W marcu jak w garncu
Jesteśmy w górach, we włoskich Dolomitach. Pogoda jest wredna dla narciarzy. Jest wiosna i jest powyżej 10°C. Zdarzyło się nawet 17°C. Czasem popada deszcz. Zdarza się mgła, która nie pozwala cieszyć się widokami podczas zjazdów. Wspaniałe szczyty Dolomitów, które są przecież tak wyjątkowe, zalane są mlekiem. Słońce głęboko ukryte gdzieś na niebie. Ale zdarzają się też piękne dni, takie jak ten wczoraj.

Górska chatka
Mieszkamy w chatce w górach. W maleńkiej mieścinie, w której znajdziesz kilka domów, szczekającego psa i dużo kotów. Dobrze, że temperatura jest jaka jest, bo podczas wielkiej zimy nie obyłoby się bez łańcuchów na kołach, by dotrzeć do naszego noclegu. Do naszej wioski Ovaro prowadzi bowiem kręta górska droga. Jedna jest nawet bardziej kręta od drugiej i jazda nią podnosi poziom adrenaliny we krwi.



Cisza i wiosna
Za oknem ćwierkają ptaki, spacery nie są mroźne, a bardzo przyjemne i wiosenne. Bardzo lubię tę porę roku, kiedy wszystko budzi się do życia. I ekipa mnie nawet ciągnie na tę górę, na szczyt. „Napijesz się z nami winka, pospacerujesz mówią. Zawsze ktoś z tej góry do ciebie zjedzie, nie będziesz sama…” Ale temperatura tam oscyluje w okolicy zera. Po co wracać do zimy, skoro masz pod ręką cudowną wiosnę?
Moje slow travel
Wszyscy wyjeżdżają, a ja zostaję więc z dziewczynkami. Najpierw odgruzowuję dom i bynajmniej nie robię tego za karę. Zawsze lubiłam taką krzątaninę. Później trochę pracuję. Leniuchuję, czytam książki, zajmuję się Molly i Mei Mei. Odpisuję też na zaległe maile, odkurzam przyjaźnie i piszę do tych, z którymi dawno nie miałam kontaktu. A potem idę na spacer. Raz uda mi się podziwiać widoki, innym razem jest z tym trochę gorzej, ale co to ma za znaczenie? Ważne jest tu i teraz. Nawet jeśli jest to we mgle. Oprócz śpiewu ptaków i naszych kroków, w okolicy nie słychać absolutnie nic. Uśmiecham się. Cieszę się, że odpoczywam, że mam czas na spacery bez końca, że nic mnie nie goni. Kręcę się tymi górskimi uliczkami, gubię się w okolicy.



Miejscowi
Zastanawiam się, jak ludzie tutaj żyją. Jak im jest na co dzień w tej górskiej wiosce? Czy doceniają, jakie mają widoki, czy przeklinają zimę i woleliby żyć na rajskiej wyspie? Gdzie pracują? Czy muszą codziennie jeździć tymi krętymi drogami? Co kryje rodzina mieszkająca w tym pięknie wymalowanym domu z drewnianymi okiennicami? Kim są, czy są szczęśliwi? Chodzę i dumam sobie.

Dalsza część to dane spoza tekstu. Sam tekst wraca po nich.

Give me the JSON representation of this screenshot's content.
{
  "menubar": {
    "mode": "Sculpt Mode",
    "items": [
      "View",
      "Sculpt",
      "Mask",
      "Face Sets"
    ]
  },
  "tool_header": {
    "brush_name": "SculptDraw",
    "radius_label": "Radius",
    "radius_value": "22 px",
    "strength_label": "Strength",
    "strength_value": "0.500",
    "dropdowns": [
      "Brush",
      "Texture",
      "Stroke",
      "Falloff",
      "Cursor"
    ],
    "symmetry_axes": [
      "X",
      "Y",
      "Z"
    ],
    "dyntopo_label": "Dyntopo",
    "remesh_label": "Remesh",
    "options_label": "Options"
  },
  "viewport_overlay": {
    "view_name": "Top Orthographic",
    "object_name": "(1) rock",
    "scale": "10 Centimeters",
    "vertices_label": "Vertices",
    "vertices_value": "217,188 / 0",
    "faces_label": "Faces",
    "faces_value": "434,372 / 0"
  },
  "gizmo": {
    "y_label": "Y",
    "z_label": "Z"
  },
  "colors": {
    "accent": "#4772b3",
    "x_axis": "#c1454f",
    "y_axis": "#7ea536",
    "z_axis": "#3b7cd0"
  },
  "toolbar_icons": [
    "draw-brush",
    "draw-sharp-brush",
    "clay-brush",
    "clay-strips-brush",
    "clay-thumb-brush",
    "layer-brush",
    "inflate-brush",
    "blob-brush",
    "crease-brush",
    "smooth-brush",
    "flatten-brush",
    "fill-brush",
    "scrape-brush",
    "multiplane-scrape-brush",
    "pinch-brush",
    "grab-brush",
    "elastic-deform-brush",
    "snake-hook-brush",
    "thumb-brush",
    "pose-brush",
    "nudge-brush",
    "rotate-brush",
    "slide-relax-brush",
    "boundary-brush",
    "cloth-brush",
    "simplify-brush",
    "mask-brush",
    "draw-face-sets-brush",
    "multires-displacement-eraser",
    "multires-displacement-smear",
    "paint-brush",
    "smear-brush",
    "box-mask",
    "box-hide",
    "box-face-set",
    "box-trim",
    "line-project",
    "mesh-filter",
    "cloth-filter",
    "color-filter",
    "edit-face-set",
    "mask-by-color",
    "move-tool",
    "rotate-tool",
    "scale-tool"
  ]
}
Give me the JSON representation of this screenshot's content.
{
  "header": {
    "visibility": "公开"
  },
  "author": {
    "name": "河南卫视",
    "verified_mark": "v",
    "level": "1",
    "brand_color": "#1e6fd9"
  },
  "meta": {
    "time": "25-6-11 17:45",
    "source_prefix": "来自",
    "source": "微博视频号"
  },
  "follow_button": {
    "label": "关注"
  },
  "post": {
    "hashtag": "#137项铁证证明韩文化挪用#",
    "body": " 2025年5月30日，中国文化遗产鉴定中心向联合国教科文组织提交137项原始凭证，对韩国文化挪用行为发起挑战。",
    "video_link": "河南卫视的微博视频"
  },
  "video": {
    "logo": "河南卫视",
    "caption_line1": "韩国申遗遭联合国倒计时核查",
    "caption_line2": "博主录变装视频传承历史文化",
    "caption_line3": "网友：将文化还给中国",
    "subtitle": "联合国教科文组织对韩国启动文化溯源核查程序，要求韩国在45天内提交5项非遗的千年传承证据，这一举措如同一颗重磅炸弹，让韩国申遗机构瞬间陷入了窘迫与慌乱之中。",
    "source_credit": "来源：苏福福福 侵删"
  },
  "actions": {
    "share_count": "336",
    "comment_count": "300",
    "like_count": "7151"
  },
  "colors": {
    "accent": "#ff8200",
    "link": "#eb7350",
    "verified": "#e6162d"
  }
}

Czerpię z tego leniwego czasu energię na kolejne tygodnie. Ładuję akumulatory, chodzę w dresach i czuję się szczęśliwa. Czuję wdzięczność.
A z tobą dzielę się najlepszą wegańską zupą gulaszową jaka istnieje. Też poczuj szczęście i przygotuj ją sobie na obiad…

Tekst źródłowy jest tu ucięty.